How to massage the hands
While attending to the hands, it is common practice for the beautician to give a client hand massage, adds Nafula. Whereas this is good for easing tension and increasing blood flow to the hands, consequently softening them, it is better to do it gently.
A beautician should follow gentle movements, from the elbow to the tip of the fingers, using either massage oil, or almond oil, among others.
In case one has very hard hands, Nafula recommends using hand boots. These are glove-like treatments that warm the hands while ridding them of accumulated dead cells. "If you receive weekly hand treatments using boots, you will notice an improvement within a month."
Alternatively, if the time to access the spa for a professional touch is limited, Nafula advises using home remedies at least once a week.

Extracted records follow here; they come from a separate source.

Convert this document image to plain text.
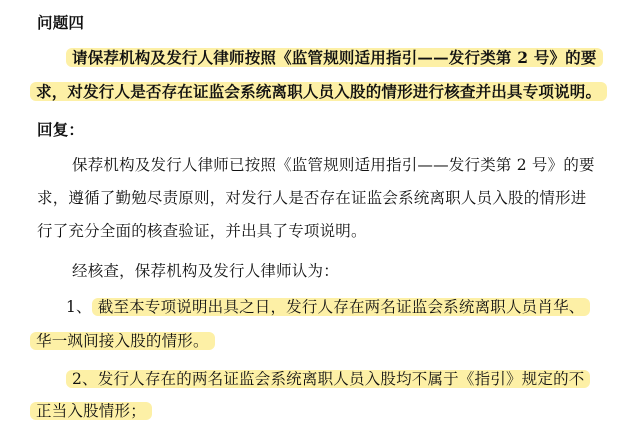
问题四
请保荐机构及发行人律师按照《监管规则适用指引——发行类第 2 号》的要
求，对发行人是否存在证监会系统离职人员入股的情形进行核查并出具专项说明。
回复：
保荐机构及发行人律师已按照《监管规则适用指引——发行类第 2 号》的要
求，遵循了勤勉尽责原则，对发行人是否存在证监会系统离职人员入股的情形进
行了充分全面的核查验证，并出具了专项说明。
经核查，保荐机构及发行人律师认为：
1、 截至本专项说明出具之日，发行人存在两名证监会系统离职人员肖华、
华一飒间接入股的情形。
2、发行人存在的两名证监会系统离职人员入股均不属于《指引》规定的不
正当入股情形；
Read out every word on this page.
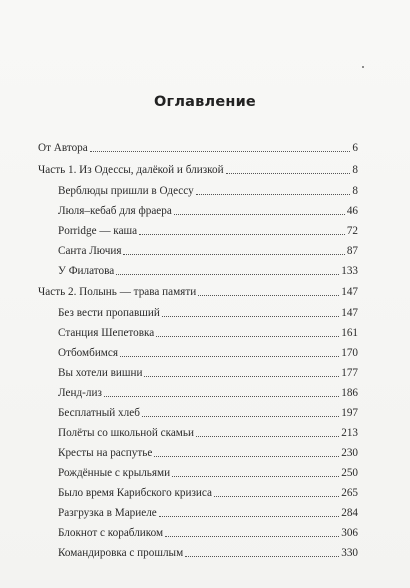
Оглавление
От Автора	6
Часть 1. Из Одессы, далёкой и близкой	8
Верблюды пришли в Одессу	8
Люля–кебаб для фраера	46
Porridge — каша	72
Санта Лючия	87
У Филатова	133
Часть 2. Полынь — трава памяти	147
Без вести пропавший	147
Станция Шепетовка	161
Отбомбимся	170
Вы хотели вишни	177
Ленд-лиз	186
Бесплатный хлеб	197
Полёты со школьной скамьи	213
Кресты на распутье	230
Рождённые с крыльями	250
Было время Карибского кризиса	265
Разгрузка в Мариеле	284
Блокнот с корабликом	306
Командировка с прошлым	330
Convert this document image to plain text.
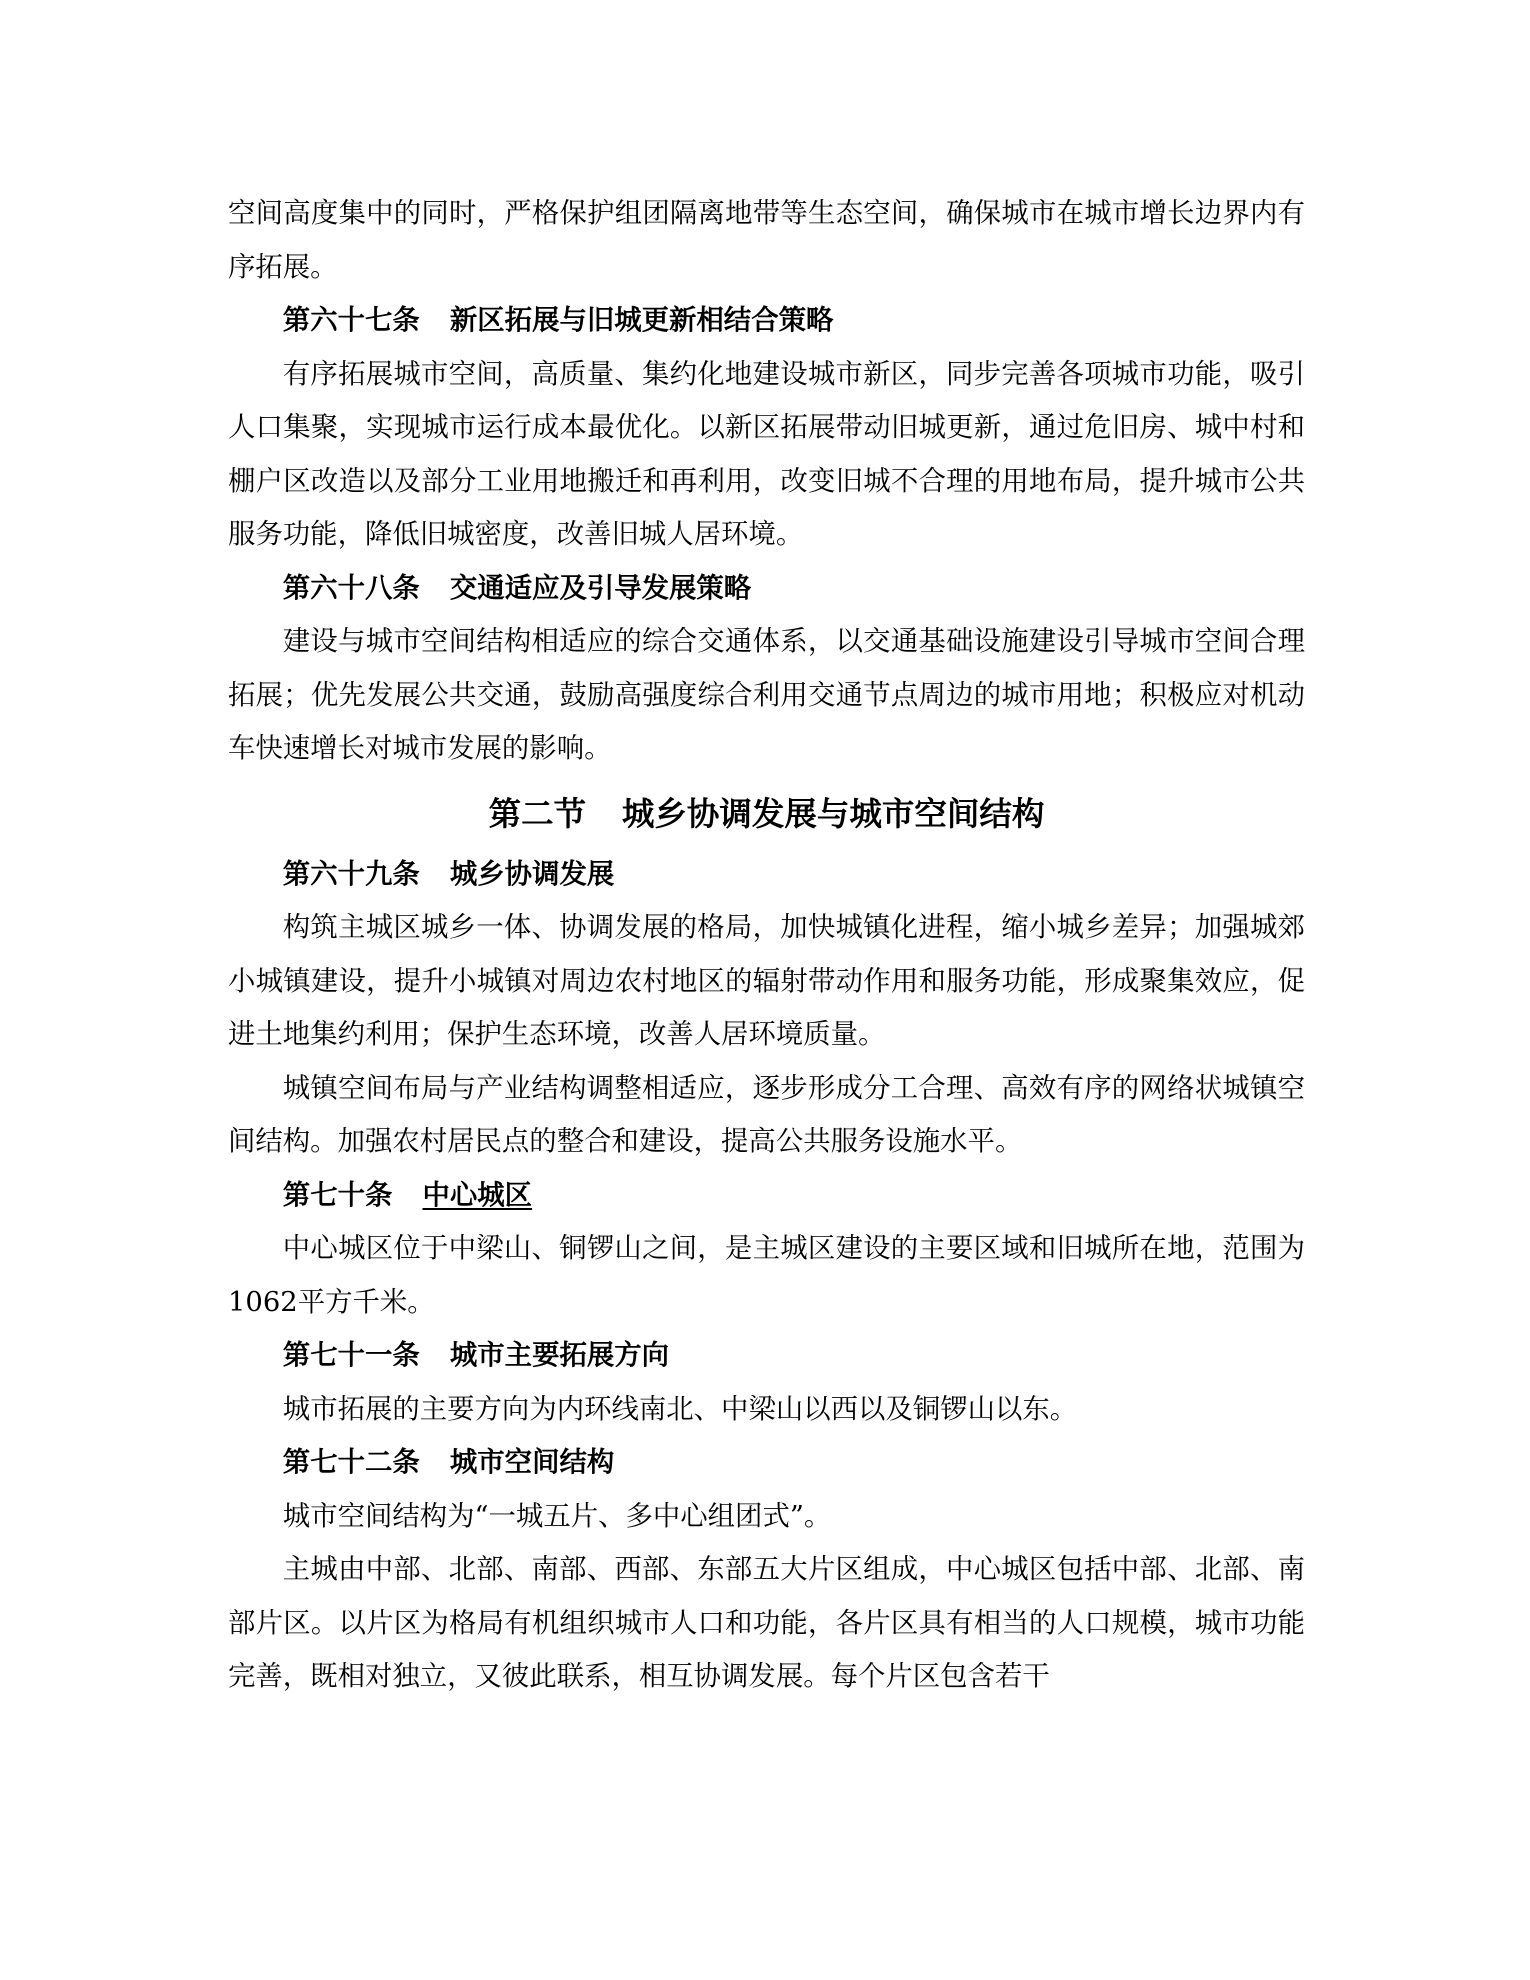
空间高度集中的同时，严格保护组团隔离地带等生态空间，确保城市在城市增长边界内有序拓展。

第六十七条 新区拓展与旧城更新相结合策略

有序拓展城市空间，高质量、集约化地建设城市新区，同步完善各项城市功能，吸引人口集聚，实现城市运行成本最优化。以新区拓展带动旧城更新，通过危旧房、城中村和棚户区改造以及部分工业用地搬迁和再利用，改变旧城不合理的用地布局，提升城市公共服务功能，降低旧城密度，改善旧城人居环境。

第六十八条 交通适应及引导发展策略

建设与城市空间结构相适应的综合交通体系，以交通基础设施建设引导城市空间合理拓展；优先发展公共交通，鼓励高强度综合利用交通节点周边的城市用地；积极应对机动车快速增长对城市发展的影响。

第二节 城乡协调发展与城市空间结构
第六十九条 城乡协调发展

构筑主城区城乡一体、协调发展的格局，加快城镇化进程，缩小城乡差异；加强城郊小城镇建设，提升小城镇对周边农村地区的辐射带动作用和服务功能，形成聚集效应，促进土地集约利用；保护生态环境，改善人居环境质量。

城镇空间布局与产业结构调整相适应，逐步形成分工合理、高效有序的网络状城镇空间结构。加强农村居民点的整合和建设，提高公共服务设施水平。

第七十条 中心城区

中心城区位于中梁山、铜锣山之间，是主城区建设的主要区域和旧城所在地，范围为1062平方千米。

第七十一条 城市主要拓展方向

城市拓展的主要方向为内环线南北、中梁山以西以及铜锣山以东。

第七十二条 城市空间结构

城市空间结构为“一城五片、多中心组团式”。

主城由中部、北部、南部、西部、东部五大片区组成，中心城区包括中部、北部、南部片区。以片区为格局有机组织城市人口和功能，各片区具有相当的人口规模，城市功能完善，既相对独立，又彼此联系，相互协调发展。每个片区包含若干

Make your own exfoliator using lemon and sugar, and gently scrub with a pumice stone, to rid the hands of dead skin. And thereafter, apply a hand crème moisturizer.
An experience at the spa
Having a manicure is not just about filing nails and slathering colour on them, it also involves sharing a bit of nail history. Questions like, "When was the last time you had a manicure", "what work do you do?" or "Which shape would you like your nails to be filed in?" are asked.
These questions help the beautician to gauge the products they are going to use and how much time they are going to spend attending to your hands.
Before the beautician attended to my hands, she put cream on them, "to soften the cuticles", she explained. She then used a cuticle pusher to push the nonliving tissue around my nails.
She proceeded to file my nails into the desired shape and then applied an apricot scrub to my hands and lower arms. She mentioned that this was to soften my skin and rid it of any dead cells.
After gently wiping it off with a warm damp cloth, she massaged olive oil in circular movements, starting from the elbows to the palm, which made the skin noticeably softer and begin to glow. She wrapped it up with a paint job.